S&P Global Ratings has raised its long-term foreign currency sovereign credit rating on Zambia to ‘CCC+’ from ‘SD’ (Selective Default).
The rating agency also raised the short-term foreign currency rating to ‘C’ from ‘SD’ and affirmed the local currency ratings at ‘CCC+/C’.
The outlook on both foreign and local currency ratings is stable.
This upgrade reflects the improved creditworthiness of the sovereign as negotiations with remaining commercial creditors reach an advanced stage.
According to S&P, Zambia has reached agreements with official and commercial creditors representing approximately 94% of the total USD 13.3 billion debt within the restructuring perimeter.
The agency notes that restructuring agreements on commercial debt representing less than 3% of the total external debt stock are currently pending.
The improved rating is further supported by favorable market conditions in 2025, specifically a ramp-up in copper production which bolsters the country’s terms of trade dynamics.
Copper production increased by 17.8% year-on-year in the first half of 2025.
S&P highlights that despite ongoing fiscal consolidation efforts, the upcoming 2026 general elections present a risk to policy continuity.
The stable outlook balances gradually improving fiscal performance and increased availability of official support against risks from still-elevated near-term borrowing requirements.

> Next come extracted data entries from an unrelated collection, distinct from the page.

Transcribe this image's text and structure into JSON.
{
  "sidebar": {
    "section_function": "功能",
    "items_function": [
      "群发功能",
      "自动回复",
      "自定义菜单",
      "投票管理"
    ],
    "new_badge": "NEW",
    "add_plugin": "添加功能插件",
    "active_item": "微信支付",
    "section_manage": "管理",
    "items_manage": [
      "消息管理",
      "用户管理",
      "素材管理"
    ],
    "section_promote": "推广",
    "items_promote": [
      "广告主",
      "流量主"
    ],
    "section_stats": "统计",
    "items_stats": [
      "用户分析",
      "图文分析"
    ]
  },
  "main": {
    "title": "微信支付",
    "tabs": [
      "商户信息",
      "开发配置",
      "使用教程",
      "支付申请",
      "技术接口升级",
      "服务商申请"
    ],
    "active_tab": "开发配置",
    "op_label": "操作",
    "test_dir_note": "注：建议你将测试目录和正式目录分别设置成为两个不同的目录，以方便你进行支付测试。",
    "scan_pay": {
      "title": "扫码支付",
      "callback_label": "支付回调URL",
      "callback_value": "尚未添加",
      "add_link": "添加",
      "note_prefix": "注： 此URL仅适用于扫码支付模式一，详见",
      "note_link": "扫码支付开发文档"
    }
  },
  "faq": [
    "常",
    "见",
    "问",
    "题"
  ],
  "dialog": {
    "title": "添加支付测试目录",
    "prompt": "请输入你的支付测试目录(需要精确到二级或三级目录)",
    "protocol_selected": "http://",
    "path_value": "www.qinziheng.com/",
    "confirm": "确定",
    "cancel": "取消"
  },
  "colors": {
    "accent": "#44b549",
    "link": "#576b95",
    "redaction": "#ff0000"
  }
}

S&P Global Ratings states: “The upgrade reflects authorities’ recent steps to restructure remaining commercial debt. The higher rating better represents Zambia’s creditworthiness on a forward-looking basis.”
The report adds: “We understand the government is nearing completion of its offers to restructure loans to external creditors, primarily commercial banks. While some lenders could still become holdout creditors, the likelihood of related disruption is mitigated.”
Regarding the economic outlook, S&P forecasts that “Favorable market conditions in 2025 have seen a ramp-up in copper production. Our baseline assumptions include the improvement in mining sector regulations in recent years and rising investment supporting a steady increase in copper production.”
Zambia’s economy remains heavily reliant on the mining sector, with copper production accounting for about 14% of GDP, 70% of total export receipts, and 20%-25% of government revenue.
The government aims to boost annual copper output to 3 million tons by 2031 through significant planned investments.
S&P assumes copper prices will remain supportive, averaging USD 10,500 per metric ton for the remainder of 2025 and through the 2026-2028 period.
Following the severe drought in 2024, the economy is recovering, with real GDP growth projected at 5.2% in 2025 and 6.0% in 2026.
Inflation is forecast to moderate to an average of 13.8% in 2025 and further down to 9.0% in 2026.
Foreign exchange reserves were recorded at USD 5.2 billion at the end of September 2025, supported by disbursements from the IMF Extended Credit Facility and stronger export receipts.
The agency anticipates that net general government debt will moderate to 78.5% of GDP by the end of 2028, driven by gradual consolidation and improving nominal GDP growth.